UNIVERSIDADE E SOCIEDADE



No Brasil, a educação superior constitui um bem cultural acessível a uma minoria e o ensino universitário é privilégio de poucos. A Universidade atua como a grande agência não só formadora como seletora dos quadros dirigentes da sociedade. A universidade não deve se voltar apenas para habilitar bons profissionais, deve haver a preocupação de formar profissionais conscientes em exercer influências sobre a realidade onde vão atuar numa perspectiva de mudança. A idéia de Universidade é mais complexa do que à primeira vista pode parecer. A Universidade é uma idéia histórica, que somente a partir de sua criação e da identificação dos rumos que ela tomou, podemos chegar e aprender sua essência. O estudo do desenvolvimento das Universidades no Brasil se torna figura indispensável para se criarem fundamentos e se ter uma visão crítica sobre a realidade do ensino superior no Brasil nos dias atuais. O papel social da universidade não se refere apenas à comunidade externa, mas especialmente, e com maior necessidade, à sua comunidade interna. Se não fizer isso, ela pode estar dando atendimento à comunidade externa, mas até com menor qualidade, porque o seu corpo docente e funcional não estará devidamente preparado para esse tipo de atividade. Cabe à universidade avaliar continuamente as suas características, os seus objetivos, a sua atuação e a sua influência na comunidade. Palavras-Chave: Universidade, ensino superior, educação, sociedade.

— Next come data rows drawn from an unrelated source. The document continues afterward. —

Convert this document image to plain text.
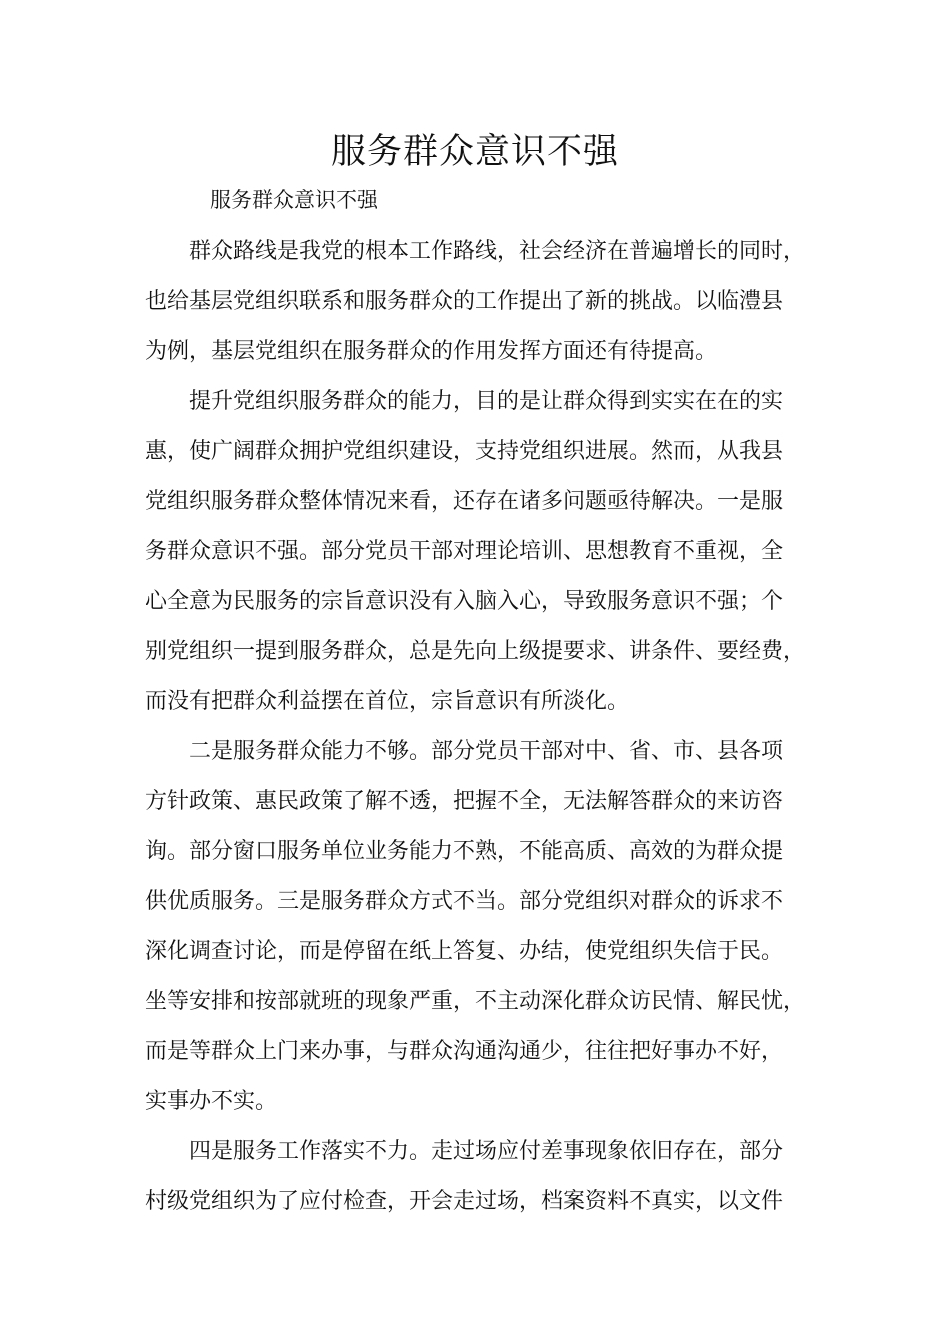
服务群众意识不强

服务群众意识不强

群众路线是我党的根本工作路线，社会经济在普遍增长的同时，
也给基层党组织联系和服务群众的工作提出了新的挑战。以临澧县
为例，基层党组织在服务群众的作用发挥方面还有待提高。
提升党组织服务群众的能力，目的是让群众得到实实在在的实
惠，使广阔群众拥护党组织建设，支持党组织进展。然而，从我县
党组织服务群众整体情况来看，还存在诸多问题亟待解决。一是服
务群众意识不强。部分党员干部对理论培训、思想教育不重视，全
心全意为民服务的宗旨意识没有入脑入心，导致服务意识不强；个
别党组织一提到服务群众，总是先向上级提要求、讲条件、要经费，
而没有把群众利益摆在首位，宗旨意识有所淡化。
二是服务群众能力不够。部分党员干部对中、省、市、县各项
方针政策、惠民政策了解不透，把握不全，无法解答群众的来访咨
询。部分窗口服务单位业务能力不熟，不能高质、高效的为群众提
供优质服务。三是服务群众方式不当。部分党组织对群众的诉求不
深化调查讨论，而是停留在纸上答复、办结，使党组织失信于民。
坐等安排和按部就班的现象严重，不主动深化群众访民情、解民忧，
而是等群众上门来办事，与群众沟通沟通少，往往把好事办不好，
实事办不实。
四是服务工作落实不力。走过场应付差事现象依旧存在，部分
村级党组织为了应付检查，开会走过场，档案资料不真实，以文件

Universidade e Transmissão do Saber

Sendo metódica, a certeza da incerteza não nega a solidez da possibilidade cognitiva. A certeza fundamental: a de que posso saber. Sei que sei. Assim como sei que não sei o que me faz saber: primeiro que posso saber melhor o que já sei; segundo, que posso saber o que ainda não sei; terceiro que posso produzir conhecimento ainda não existente.

(Paulo FREIRE, 1995)

Para Santos (1997), tanto o modelo pedagógico quanto a pesquisa e o saber produzidos na universidade apresentam sinais de degradação, porque a própria idéia de universidade está em crise. A crise da universidade manifesta-se de diversas formas e para este autor pode ser qualificada em três amplos aspectos, entre si relacionada: Crise de hegemonia, crise de legitimidade e crise institucional, frutos da crise da própria modernidade.

No caso brasileiro, para pensarmos na versão nacional dessa crise, devemos considerar a escassez de nossa tradição universitária – já que a universidade é de história recente em nosso país, e suas relações com a estrutura isonômica, política e social. Verificamos, obviamente, as intensas repercussões produzidas sobre a universidade brasileira, pela forma como nos estruturamos como sociedade moderna, na fase atual do capitalismo organizado, que acirram suas contradições e aceleram sua crise.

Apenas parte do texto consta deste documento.